FTX founder Sam Bankman-Fried indicted on four new charges
Samuel Bankman-Fried, also known as SBF, the former head of cryptocurrency exchange FTX and other related affiliates, including Alameda Research, was already under federal indictment for an array of criminal charges in a massive fraud scheme.
Bankman-Fried's trouble just grew exponentially worse as a superseding indictment was just issued that added another four criminal charges to the eight counts already against him, according to the Associated Press.
Already facing up to 115 years in prison if convicted on the eight initial counts, he could now be sentenced to up to 155 years behind bars if convicted on the four additional counts as well.
Total of 12 criminal counts ... for now
According to a Department of Justice press release in December 2022, Bankman-Fried was indicted on eight counts that included "conspiracy to commit wire fraud, wire fraud, conspiracy to commit commodities fraud, conspiracy to commit securities fraud, conspiracy to commit money laundering, and conspiracy to defraud the Federal Election Commission and commit campaign finance violations."
The new charges include counts of conspiracy and actual fraud committed with regard to derivatives and securities transactions, defrauding lenders and banks, and operating an unlicensed money-transmitting business.
At the time of the initial indictment, the U.S. Attorney for the Southern District of New York, Damian Williams, said in part in a statement, "As today’s charges make clear, this was not a case of mismanagement or poor oversight, but of intentional fraud, plain and simple."
Now, with respect to the additional charges, and perhaps alluding to even more counts in the future, per the AP, Williams said, "We are hard at work and will remain so until justice is done."
Massive fraud and theft scheme
The 39-page superseding indictment laid out in great detail the intricate scheme that Bankman-Fried, along with certain associates and co-conspirators, developed from 2019 to 2022 to defraud customers, investors, banks, lenders, and federal regulatory agencies, among others.
At the center of the fraudulent scheme was the FTX cryptocurrency exchange and its affiliates as well as a supposedly separate hedge fund known as Alameda Research that in reality was also owned and operated by Bankman-Fried and was deeply leveraged and in debt to FTX, as co-mingled and stolen funds were "loaned" back and forth between the two.

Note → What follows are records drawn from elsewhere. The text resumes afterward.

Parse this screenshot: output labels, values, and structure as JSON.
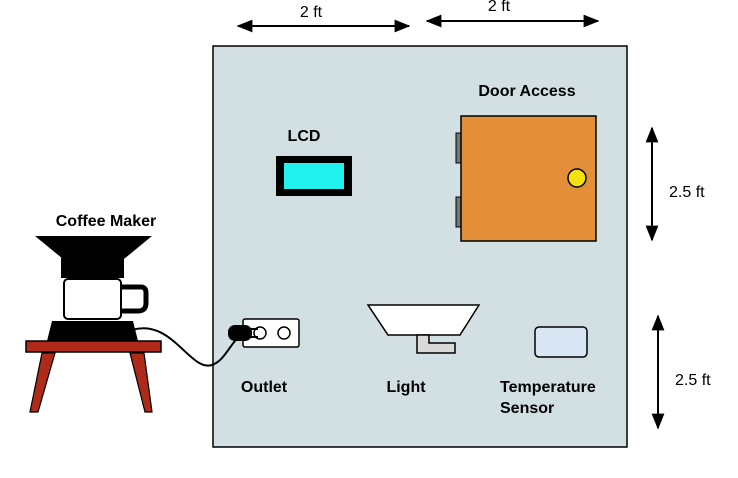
{
  "labels": {
    "dim_top_left": "2 ft",
    "dim_top_right": "2 ft",
    "dim_right_top": "2.5 ft",
    "dim_right_bottom": "2.5 ft",
    "coffee_maker": "Coffee Maker",
    "lcd": "LCD",
    "door_access": "Door Access",
    "outlet": "Outlet",
    "light": "Light",
    "temperature_line1": "Temperature",
    "temperature_line2": "Sensor"
  },
  "colors": {
    "panel": "#d3e0e3",
    "door": "#e38f3a",
    "doorknob": "#f4e30a",
    "lcd_screen": "#22f2ee",
    "table": "#b02a1a",
    "temp_sensor": "#d9e6f4"
  }
}
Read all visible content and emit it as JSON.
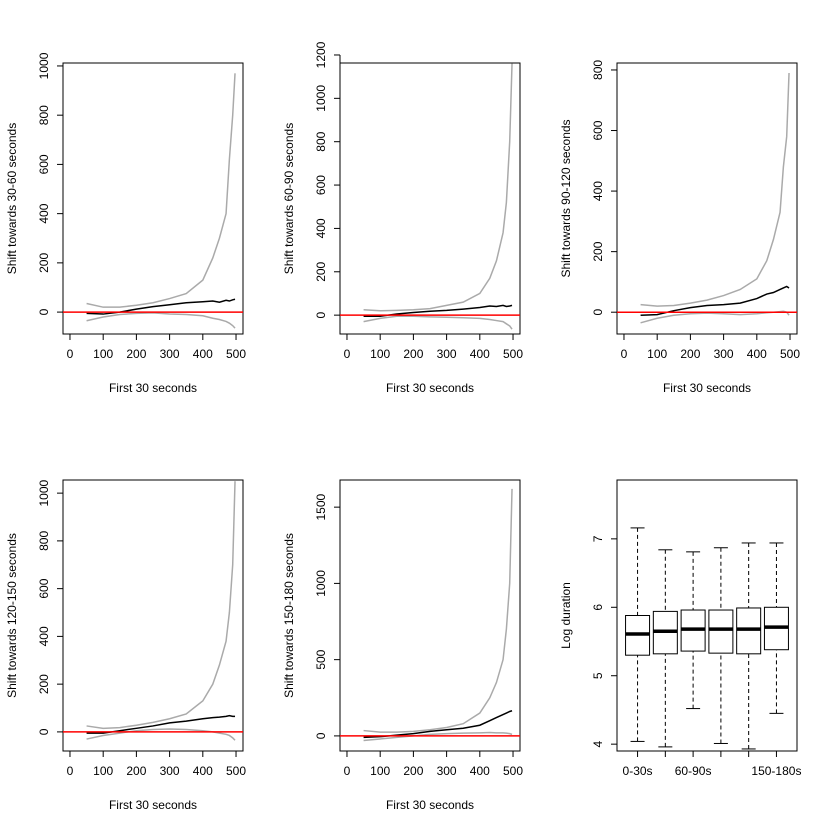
{
  "chart_data": [
    {
      "type": "line",
      "xlabel": "First 30 seconds",
      "ylabel": "Shift towards 30-60 seconds",
      "x": [
        50,
        100,
        150,
        200,
        250,
        300,
        350,
        400,
        430,
        450,
        470,
        480,
        490,
        497
      ],
      "series": [
        {
          "color": "#aaaaaa",
          "values": [
            35,
            20,
            20,
            28,
            38,
            55,
            75,
            130,
            220,
            300,
            400,
            620,
            800,
            970
          ]
        },
        {
          "color": "#000000",
          "values": [
            -5,
            -8,
            0,
            12,
            22,
            30,
            38,
            42,
            45,
            40,
            48,
            45,
            50,
            52
          ]
        },
        {
          "color": "#aaaaaa",
          "values": [
            -35,
            -20,
            -10,
            -5,
            -3,
            -8,
            -10,
            -15,
            -25,
            -30,
            -38,
            -45,
            -55,
            -65
          ]
        }
      ],
      "xlim": [
        -21,
        521
      ],
      "ylim": [
        -89,
        1012
      ],
      "xticks": [
        0,
        100,
        200,
        300,
        400,
        500
      ],
      "yticks": [
        0,
        200,
        400,
        600,
        800,
        1000
      ],
      "hline": 0,
      "hline_color": "#ff0000"
    },
    {
      "type": "line",
      "xlabel": "First 30 seconds",
      "ylabel": "Shift towards 60-90 seconds",
      "x": [
        50,
        100,
        150,
        200,
        250,
        300,
        350,
        400,
        430,
        450,
        470,
        480,
        490,
        497
      ],
      "series": [
        {
          "color": "#aaaaaa",
          "values": [
            25,
            20,
            22,
            25,
            30,
            45,
            60,
            100,
            170,
            250,
            380,
            520,
            800,
            1160
          ]
        },
        {
          "color": "#000000",
          "values": [
            -5,
            -5,
            5,
            12,
            18,
            22,
            28,
            35,
            42,
            40,
            45,
            40,
            42,
            45
          ]
        },
        {
          "color": "#aaaaaa",
          "values": [
            -30,
            -15,
            -5,
            -5,
            -8,
            -10,
            -12,
            -15,
            -20,
            -25,
            -30,
            -40,
            -50,
            -65
          ]
        }
      ],
      "xlim": [
        -21,
        521
      ],
      "ylim": [
        -87,
        1163
      ],
      "xticks": [
        0,
        100,
        200,
        300,
        400,
        500
      ],
      "yticks": [
        0,
        200,
        400,
        600,
        800,
        1000,
        1200
      ],
      "hline": 0,
      "hline_color": "#ff0000"
    },
    {
      "type": "line",
      "xlabel": "First 30 seconds",
      "ylabel": "Shift towards 90-120 seconds",
      "x": [
        50,
        100,
        150,
        200,
        250,
        300,
        350,
        400,
        430,
        450,
        470,
        480,
        490,
        497
      ],
      "series": [
        {
          "color": "#aaaaaa",
          "values": [
            25,
            20,
            22,
            30,
            40,
            55,
            75,
            110,
            170,
            240,
            330,
            480,
            580,
            790
          ]
        },
        {
          "color": "#000000",
          "values": [
            -10,
            -8,
            5,
            15,
            22,
            25,
            30,
            45,
            60,
            65,
            75,
            80,
            85,
            80
          ]
        },
        {
          "color": "#aaaaaa",
          "values": [
            -35,
            -20,
            -10,
            -5,
            -3,
            -5,
            -8,
            -5,
            -2,
            0,
            2,
            3,
            0,
            -10
          ]
        }
      ],
      "xlim": [
        -21,
        521
      ],
      "ylim": [
        -72,
        823
      ],
      "xticks": [
        0,
        100,
        200,
        300,
        400,
        500
      ],
      "yticks": [
        0,
        200,
        400,
        600,
        800
      ],
      "hline": 0,
      "hline_color": "#ff0000"
    },
    {
      "type": "line",
      "xlabel": "First 30 seconds",
      "ylabel": "Shift towards 120-150 seconds",
      "x": [
        50,
        100,
        150,
        200,
        250,
        300,
        350,
        400,
        430,
        450,
        470,
        480,
        490,
        497
      ],
      "series": [
        {
          "color": "#aaaaaa",
          "values": [
            25,
            15,
            18,
            28,
            40,
            55,
            75,
            130,
            200,
            280,
            380,
            500,
            700,
            1050
          ]
        },
        {
          "color": "#000000",
          "values": [
            -5,
            -5,
            5,
            15,
            25,
            38,
            45,
            55,
            60,
            62,
            65,
            68,
            65,
            65
          ]
        },
        {
          "color": "#aaaaaa",
          "values": [
            -30,
            -15,
            -5,
            5,
            10,
            12,
            10,
            5,
            0,
            -5,
            -10,
            -15,
            -25,
            -35
          ]
        }
      ],
      "xlim": [
        -21,
        521
      ],
      "ylim": [
        -80,
        1055
      ],
      "xticks": [
        0,
        100,
        200,
        300,
        400,
        500
      ],
      "yticks": [
        0,
        200,
        400,
        600,
        800,
        1000
      ],
      "hline": 0,
      "hline_color": "#ff0000"
    },
    {
      "type": "line",
      "xlabel": "First 30 seconds",
      "ylabel": "Shift towards 150-180 seconds",
      "x": [
        50,
        100,
        150,
        200,
        250,
        300,
        350,
        400,
        430,
        450,
        470,
        480,
        490,
        497
      ],
      "series": [
        {
          "color": "#aaaaaa",
          "values": [
            35,
            25,
            25,
            30,
            40,
            55,
            80,
            150,
            250,
            350,
            500,
            700,
            1000,
            1620
          ]
        },
        {
          "color": "#000000",
          "values": [
            -10,
            -5,
            5,
            15,
            30,
            40,
            50,
            70,
            100,
            120,
            140,
            150,
            160,
            165
          ]
        },
        {
          "color": "#aaaaaa",
          "values": [
            -30,
            -20,
            -10,
            0,
            10,
            15,
            18,
            20,
            22,
            20,
            20,
            18,
            15,
            10
          ]
        }
      ],
      "xlim": [
        -21,
        521
      ],
      "ylim": [
        -99,
        1678
      ],
      "xticks": [
        0,
        100,
        200,
        300,
        400,
        500
      ],
      "yticks": [
        0,
        500,
        1000,
        1500
      ],
      "hline": 0,
      "hline_color": "#ff0000"
    },
    {
      "type": "box",
      "ylabel": "Log duration",
      "categories": [
        "0-30s",
        null,
        "60-90s",
        null,
        null,
        "150-180s"
      ],
      "boxes": [
        {
          "whislo": 4.04,
          "q1": 5.3,
          "med": 5.61,
          "q3": 5.88,
          "whishi": 7.16
        },
        {
          "whislo": 3.96,
          "q1": 5.32,
          "med": 5.65,
          "q3": 5.94,
          "whishi": 6.84
        },
        {
          "whislo": 4.52,
          "q1": 5.36,
          "med": 5.68,
          "q3": 5.96,
          "whishi": 6.81
        },
        {
          "whislo": 4.01,
          "q1": 5.33,
          "med": 5.68,
          "q3": 5.96,
          "whishi": 6.87
        },
        {
          "whislo": 3.93,
          "q1": 5.32,
          "med": 5.68,
          "q3": 5.99,
          "whishi": 6.94
        },
        {
          "whislo": 4.45,
          "q1": 5.38,
          "med": 5.71,
          "q3": 6.0,
          "whishi": 6.94
        }
      ],
      "ylim": [
        3.9,
        7.86
      ],
      "yticks": [
        4,
        5,
        6,
        7
      ]
    }
  ]
}
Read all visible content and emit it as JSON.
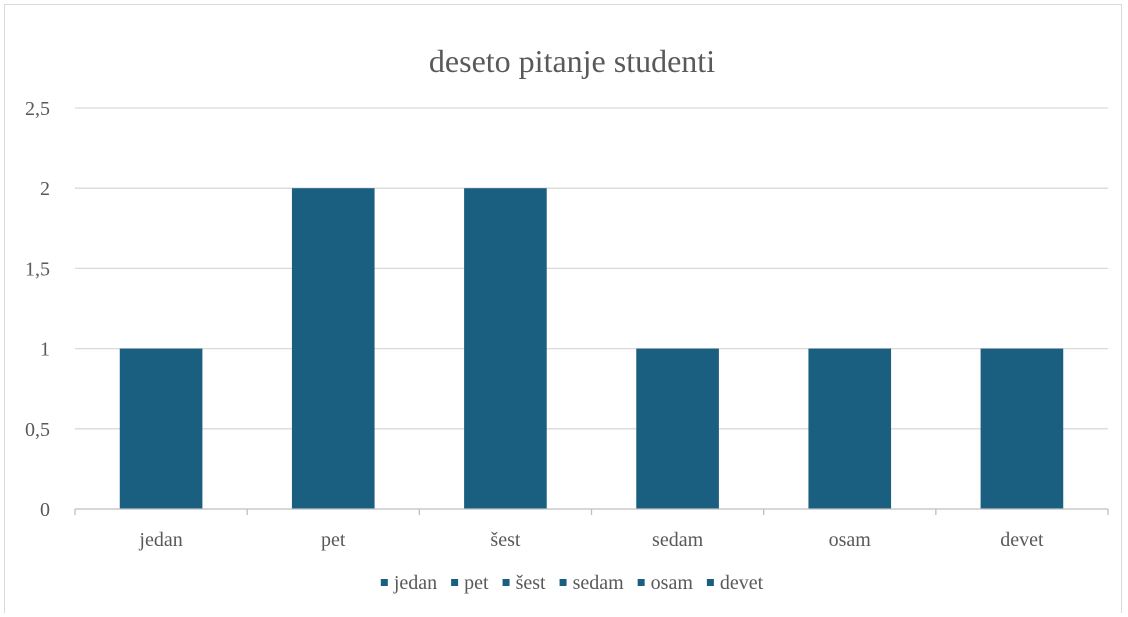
{
  "chart_data": {
    "type": "bar",
    "title": "deseto pitanje studenti",
    "categories": [
      "jedan",
      "pet",
      "šest",
      "sedam",
      "osam",
      "devet"
    ],
    "values": [
      1,
      2,
      2,
      1,
      1,
      1
    ],
    "ylim": [
      0,
      2.5
    ],
    "yticks": [
      "0",
      "0,5",
      "1",
      "1,5",
      "2",
      "2,5"
    ],
    "ytick_values": [
      0,
      0.5,
      1,
      1.5,
      2,
      2.5
    ],
    "xlabel": "",
    "ylabel": "",
    "grid": true,
    "legend": {
      "placement": "bottom",
      "entries": [
        "jedan",
        "pet",
        "šest",
        "sedam",
        "osam",
        "devet"
      ]
    },
    "colors": {
      "bar": "#1a5f80",
      "grid": "#d9d9d9",
      "text": "#595959",
      "axis": "#bfbfbf"
    }
  }
}
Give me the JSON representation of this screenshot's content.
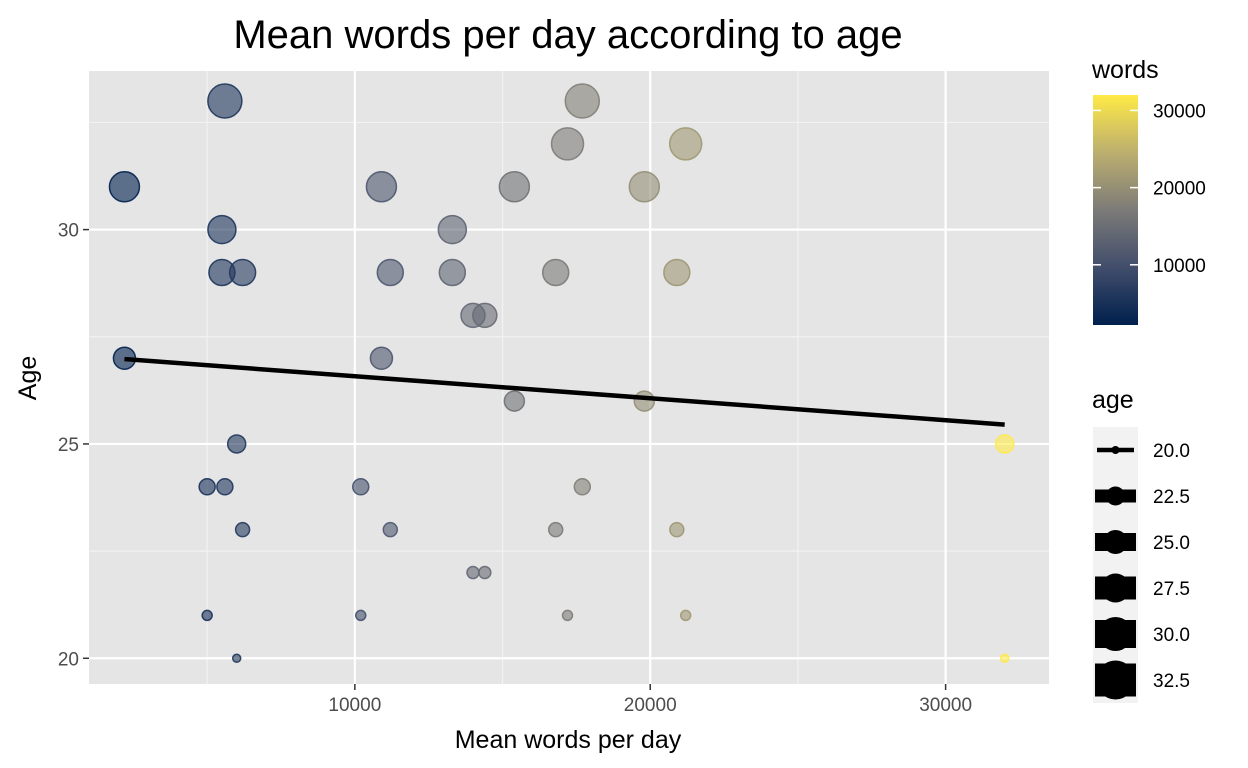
{
  "chart_data": {
    "type": "scatter",
    "title": "Mean words per day according to age",
    "xlabel": "Mean words per day",
    "ylabel": "Age",
    "xlim": [
      1000,
      33500
    ],
    "ylim": [
      19.4,
      33.7
    ],
    "x_ticks": [
      10000,
      20000,
      30000
    ],
    "y_ticks": [
      20,
      25,
      30
    ],
    "x_tick_labels": [
      "10000",
      "20000",
      "30000"
    ],
    "y_tick_labels": [
      "20",
      "25",
      "30"
    ],
    "grid": true,
    "colour_legend": {
      "title": "words",
      "range": [
        2200,
        32000
      ],
      "ticks": [
        "10000",
        "20000",
        "30000"
      ],
      "colors": [
        "#00204d",
        "#414d6b",
        "#7c7b78",
        "#bcaf6f",
        "#ffea46"
      ]
    },
    "size_legend": {
      "title": "age",
      "labels": [
        "20.0",
        "22.5",
        "25.0",
        "27.5",
        "30.0",
        "32.5"
      ]
    },
    "points": [
      {
        "x": 5600,
        "y": 33,
        "words": 5600
      },
      {
        "x": 17700,
        "y": 33,
        "words": 17700
      },
      {
        "x": 17200,
        "y": 32,
        "words": 17200
      },
      {
        "x": 21200,
        "y": 32,
        "words": 21200
      },
      {
        "x": 2200,
        "y": 31,
        "words": 2200
      },
      {
        "x": 10900,
        "y": 31,
        "words": 10900
      },
      {
        "x": 15400,
        "y": 31,
        "words": 15400
      },
      {
        "x": 19800,
        "y": 31,
        "words": 19800
      },
      {
        "x": 5500,
        "y": 30,
        "words": 5500
      },
      {
        "x": 13300,
        "y": 30,
        "words": 13300
      },
      {
        "x": 5500,
        "y": 29,
        "words": 5500
      },
      {
        "x": 6200,
        "y": 29,
        "words": 6200
      },
      {
        "x": 11200,
        "y": 29,
        "words": 11200
      },
      {
        "x": 13300,
        "y": 29,
        "words": 13300
      },
      {
        "x": 16800,
        "y": 29,
        "words": 16800
      },
      {
        "x": 20900,
        "y": 29,
        "words": 20900
      },
      {
        "x": 14000,
        "y": 28,
        "words": 14000
      },
      {
        "x": 14400,
        "y": 28,
        "words": 14400
      },
      {
        "x": 2200,
        "y": 27,
        "words": 2200
      },
      {
        "x": 10900,
        "y": 27,
        "words": 10900
      },
      {
        "x": 15400,
        "y": 26,
        "words": 15400
      },
      {
        "x": 19800,
        "y": 26,
        "words": 19800
      },
      {
        "x": 6000,
        "y": 25,
        "words": 6000
      },
      {
        "x": 32000,
        "y": 25,
        "words": 32000
      },
      {
        "x": 5000,
        "y": 24,
        "words": 5000
      },
      {
        "x": 5600,
        "y": 24,
        "words": 5600
      },
      {
        "x": 10200,
        "y": 24,
        "words": 10200
      },
      {
        "x": 17700,
        "y": 24,
        "words": 17700
      },
      {
        "x": 6200,
        "y": 23,
        "words": 6200
      },
      {
        "x": 11200,
        "y": 23,
        "words": 11200
      },
      {
        "x": 16800,
        "y": 23,
        "words": 16800
      },
      {
        "x": 20900,
        "y": 23,
        "words": 20900
      },
      {
        "x": 14000,
        "y": 22,
        "words": 14000
      },
      {
        "x": 14400,
        "y": 22,
        "words": 14400
      },
      {
        "x": 5000,
        "y": 21,
        "words": 5000
      },
      {
        "x": 10200,
        "y": 21,
        "words": 10200
      },
      {
        "x": 17200,
        "y": 21,
        "words": 17200
      },
      {
        "x": 21200,
        "y": 21,
        "words": 21200
      },
      {
        "x": 6000,
        "y": 20,
        "words": 6000
      },
      {
        "x": 32000,
        "y": 20,
        "words": 32000
      }
    ],
    "trend_line": {
      "x": [
        2200,
        32000
      ],
      "y": [
        26.98,
        25.45
      ]
    }
  }
}
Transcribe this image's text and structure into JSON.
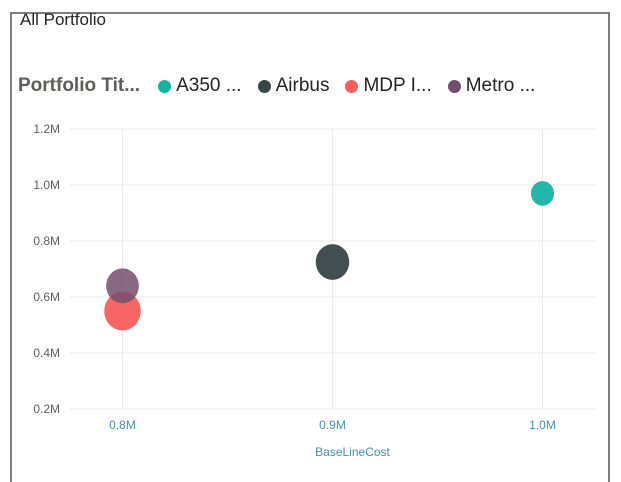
{
  "visual": {
    "title": "All Portfolio"
  },
  "chart_data": {
    "type": "scatter",
    "legend_title": "Portfolio Tit...",
    "legend_position": "top-left",
    "xlabel": "BaseLineCost",
    "ylabel": "",
    "xlim": [
      0.775,
      1.025
    ],
    "ylim": [
      0.2,
      1.2
    ],
    "x_ticks": [
      0.8,
      0.9,
      1.0
    ],
    "x_tick_labels": [
      "0.8M",
      "0.9M",
      "1.0M"
    ],
    "y_ticks": [
      0.2,
      0.4,
      0.6,
      0.8,
      1.0,
      1.2
    ],
    "y_tick_labels": [
      "0.2M",
      "0.4M",
      "0.6M",
      "0.8M",
      "1.0M",
      "1.2M"
    ],
    "grid": true,
    "series": [
      {
        "name": "A350 ...",
        "color": "#16b3a5",
        "points": [
          {
            "x": 1.0,
            "y": 0.97,
            "size": 1.0
          }
        ]
      },
      {
        "name": "Airbus",
        "color": "#374649",
        "points": [
          {
            "x": 0.9,
            "y": 0.725,
            "size": 2.1
          }
        ]
      },
      {
        "name": "MDP I...",
        "color": "#f85d5d",
        "points": [
          {
            "x": 0.8,
            "y": 0.55,
            "size": 2.5
          }
        ]
      },
      {
        "name": "Metro ...",
        "color": "#744d6d",
        "points": [
          {
            "x": 0.8,
            "y": 0.64,
            "size": 2.0
          }
        ]
      }
    ]
  }
}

Bankman-Fried is alleged to have essentially stolen billions of dollars in FTX customer assets that he then used to finance and support the investments and operations of both FTX and Alameda, fund risky investments, make charitable donations and political contributions, and enrich himself.
A "multimillion-dollar political influence campaign"
Bankman-Fried was denoted as the top political contributor in 2022 and is alleged to have contributed at least $70 million to various political organizations, elected politicians, and candidates as part of a "multimillion-dollar political influence campaign" that involved an "illegal straw donor scheme" designed to conceal that the donations were coming from him, or more accurately, the funds stolen from his customers and investors, per CNBC.
According to the indictment, Bankman-Fried and his co-conspirators "made over 300 political contributions, totaling tens of millions of dollars, that were unlawful because they were made in the name of a straw donor or paid for with corporate funds."
The bulk of those contributions went to Democrat-aligned groups and individuals, but some also went to Republicans as well -- the key connector being the involvement of those politicians in cryptocurrency regulation -- and Bankman-Fried enlisted the help of two co-conspirators to secretly make those "dark" donations to far-left Democrats and Republicans on his behalf.
While the indictment didn't name the two alleged co-conspirators, CNBC reported that their identities have been independently confirmed through reviews of FEC filings and other public information, with the Democratic contributor being then-FTX Director of Engineering Nishad Singh and the Republican donor being the then-co-CEO of FTX Digital Markets Ryan Salame -- neither of whom have been charged with any crime.
Out on bond ... for now
Bankman-Fried had previously pleaded not guilty to the initial eight counts against him and, after being arrested in the Bahamas and extradited back to the U.S., was released on a $250 million personal recognizance bond, according to the AP.
However, the judge in his case has suggested that the bond could be revoked and Bankman-Fried could be jailed ahead of trial over concerns that he may attempt to improperly communicate with associates and co-conspirators or tamper with witnesses.
Meanwhile, according to CNBC, two of Bankman-Fried's closest associates, FTX co-founder Gary Wang and Alameda CEO Caroline Ellison, have already pleaded guilty to multiple counts of fraud and other crimes and have agreed to cooperate with the prosecution against the man behind the entire fraudulent scheme.